Sales Centres To Welcome And Work

Edward thomas Interiors

Posting Date:

26 October 2023

A sales centre is the first physical space potential house hunters will encounter. So how do you make the right first impression whilst also creating a productive workplace? Our director, Steve Hird, outlines the top interior design priorities…

Visibility & Navigation

First and foremost, visitors need to easily locate and access a sales centre. The building itself needs to be prominent and visible, and for this reason our preference is always to have a standalone sales centre rather than one which is integrated as part of the showhome. Integrated sales offices can compromise the house, some house hunters are visual and seeing a living room styled as an office for example may hinder them imagining its original purpose. If there’s not an option for a standalone then consider removing any non-load bearing walls to help create a more open plan environment.


A good sales centre needs to have dual functionality. Firstly, it needs to be an inviting and informative space for potential purchasers and secondly, it’s a place of work for sales consultants. To balance these requirements, we advocate creating different ‘zones’ e.g. working areas, a meet and greet space, casual seating, private offices, VR rooms, and an options/choices suite. This not only aids differentiation but also enables multiple visitors to be accommodated at the same time.

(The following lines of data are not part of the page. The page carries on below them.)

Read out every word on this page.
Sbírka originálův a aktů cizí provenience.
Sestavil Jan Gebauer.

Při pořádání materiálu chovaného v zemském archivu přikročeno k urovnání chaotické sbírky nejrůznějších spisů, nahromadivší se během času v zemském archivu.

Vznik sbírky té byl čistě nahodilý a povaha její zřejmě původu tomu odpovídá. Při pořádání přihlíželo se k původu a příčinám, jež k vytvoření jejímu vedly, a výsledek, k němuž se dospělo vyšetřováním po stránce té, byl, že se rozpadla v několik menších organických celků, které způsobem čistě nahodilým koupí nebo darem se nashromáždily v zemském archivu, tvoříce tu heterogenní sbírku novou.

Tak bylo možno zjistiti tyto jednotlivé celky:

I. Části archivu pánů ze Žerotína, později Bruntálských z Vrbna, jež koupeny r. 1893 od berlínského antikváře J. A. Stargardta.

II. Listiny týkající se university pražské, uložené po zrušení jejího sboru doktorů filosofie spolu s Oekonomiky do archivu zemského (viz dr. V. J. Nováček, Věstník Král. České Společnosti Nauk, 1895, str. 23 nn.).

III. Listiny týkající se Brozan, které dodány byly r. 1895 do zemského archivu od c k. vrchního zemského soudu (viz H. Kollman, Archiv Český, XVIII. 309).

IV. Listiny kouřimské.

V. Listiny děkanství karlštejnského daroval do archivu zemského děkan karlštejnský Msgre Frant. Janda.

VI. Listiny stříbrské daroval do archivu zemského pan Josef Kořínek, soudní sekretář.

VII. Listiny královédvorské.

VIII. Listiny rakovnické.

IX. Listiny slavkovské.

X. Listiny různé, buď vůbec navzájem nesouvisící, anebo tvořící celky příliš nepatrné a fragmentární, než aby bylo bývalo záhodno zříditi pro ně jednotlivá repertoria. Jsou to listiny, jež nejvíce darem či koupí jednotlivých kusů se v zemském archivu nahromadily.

Key to the success of these zones is quality materials. A sales centre might be open daily for 3+ years, meaning any materials should be selected for longevity and durability. Once a sales centre is installed, it typically isn’t refreshed so needs to stand the test of time. Opt for fabrics such as leather, velvet or wool, wall treatments to draw the eye, and a hard flooring like an LVT, which can be laid in different configurations to create a striking appearance.

Branding & Presentation

Of course, material selection is largely informed by brand. A brand presence and continuity across all live developments is important but we do advise allowing room for site appropriate design. Distinctive sales centres incorporate elements of the location or a connection to the showhome. For example, in rural locations we’ve used panelled storage doors and farmhouse style furniture to create a country aesthetic, or in coastal environments we’ve incorporated traditional colour palettes or whitewashed furniture. There are anomalies to this where designs need to be entirely bespoke e.g. to retrofit an existing building or honour site heritage, but my point is that these considerations make a more memorable environment.

Lessons from Retail

To remain competitive in the current market, developers are offering even more choices or upgrades and therefore the display of these has become critical. We’ve taken cues from retail so everything is displayed to sell, meaning it is visible and easily comparable with each other and the standard range. This includes necessary choices such as cabinetry, tiling and flooring but more recently we’ve incorporated displays for electrical sockets, taps, sinks and shower heads.

Another growing trend is the use of digital technology, and again we follow retail examples for the presentation of these tools. Interactive touch screens are grouped together to be easily accessible and user friendly. Where developers offer site tours through VR, we’re creating separate cinema-style rooms to ensure these can take place privately and not distract from the main selling areas.


My final piece of advice is perhaps the most important. Buying a house is one of the biggest decisions people make so they need to feel comfortable and relaxed to do so. A sales office should have that cosy, ‘at home’ feeling. There needs to be enough furniture for it not to feel sterile, a pleasant fragrance or scent, greenery, warmth and texture.